Nordic Semiconductor : Cette société Norvégienne est un fabricant de semiconducteurs spécialisé dans la connectivité Bluetooth. Elle fait face à des difficultés industrielles, concurrentielles et conjoncturelles. Industriellement, Nordic Semiconductor a deux faiblesses. Premièrement, l’entreprise n’a aucune usine et se repose à 100% sur les fondeurs asiatiques. Deuxièmement, son budget R&D est 1/10e seulement de celui des grands acteurs comme STMicroelectronics, Texas Instruments ou Infineon. Sa position concurrentielle est donc fragile et les évolutions de l’industrie lui sont défavorables. Dans le haut de gamme, les clients cherchent à rationaliser leurs fournisseurs, ils donnent la priorité aux acteurs capables de proposer plusieurs modules en même temps, allant de la connectivité au contrôle de la puissance. Nordic Semi est trop spécialisé et risque de perdre des parts de marché. Dans le bas de gamme, la société est attaquée par de nombreuses entreprises chinoises qui exercent une forte pression sur les prix. Enfin, conjoncturellement, les profits warnings se multiplient dans l’écosystème de Nordic Semi : concurrents, distributeurs et clients. Nous attendons un résultat opérationnel 25% en dessous du consensus pour 2024 et le titre est à 139x PE2024.
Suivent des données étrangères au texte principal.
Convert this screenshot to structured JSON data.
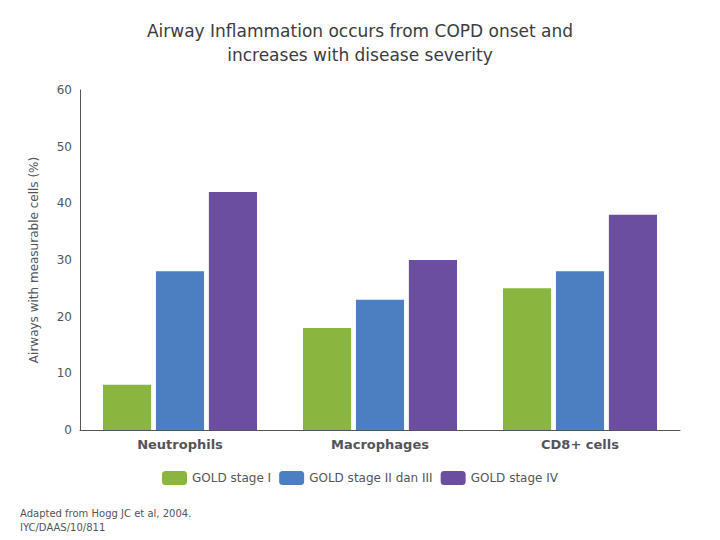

Iveco : Le groupe italien est le plus petit des 5 fabricants de camions que nous avons cités précédemment dans notre analyse de Daimler Truck. Nous avons vu que le groupe allemand a une forte position concurrentielle, Iveco, lui, est dans une quadruple impasse commerciale, géographique, industrielle et financière. 1) le groupe est majoritairement présent sur les utilitaires (60%+ du CA), là où la concurrence est la plus forte et les marges sont les plus faibles 2) Iveco est absent de l’Amérique du Nord, le marché le plus rentable 3) son outil de production est obsolète : en Europe il a trois fois plus d’usines que Volvo pour produire le même nombre de camions. 4) l’optimisation comptable des marges ne masque pas le problème du cash-flow. Avec l’augmentation du capex et des frais financiers, nous prévoyons que le groupe brule du cash en 2023, 2024 et en 2025.
Développement
Pour compléter l’équipe d’analyse, Alaric Delmas a rejoint Paul de Branche pour travailler sur les secteurs des médias, de la consommation courante et du luxe.
Bertrand Merveille est arrivé en tant que Directeur Général. Bertrand a plus de 20 ans d’expérience dans le secteur de la gestion d’actifs, il apporte sa maîtrise des diverses classes d’actifs et sa connaissance fine des différents canaux de distribution en France et à l’étranger.
Nous sommes particulièrement heureux d’accueillir Bertrand. Il y a 18 ans, alors collaborateur à l’Autorité des Marchés Financiers, il était partie prenante dans l’agrément de notre société de gestion. Il a connu dès ses débuts la genèse de notre aventure entrepreneuriale ! En rejoignant notre équipe, il œuvrera directement à la poursuite de ce projet.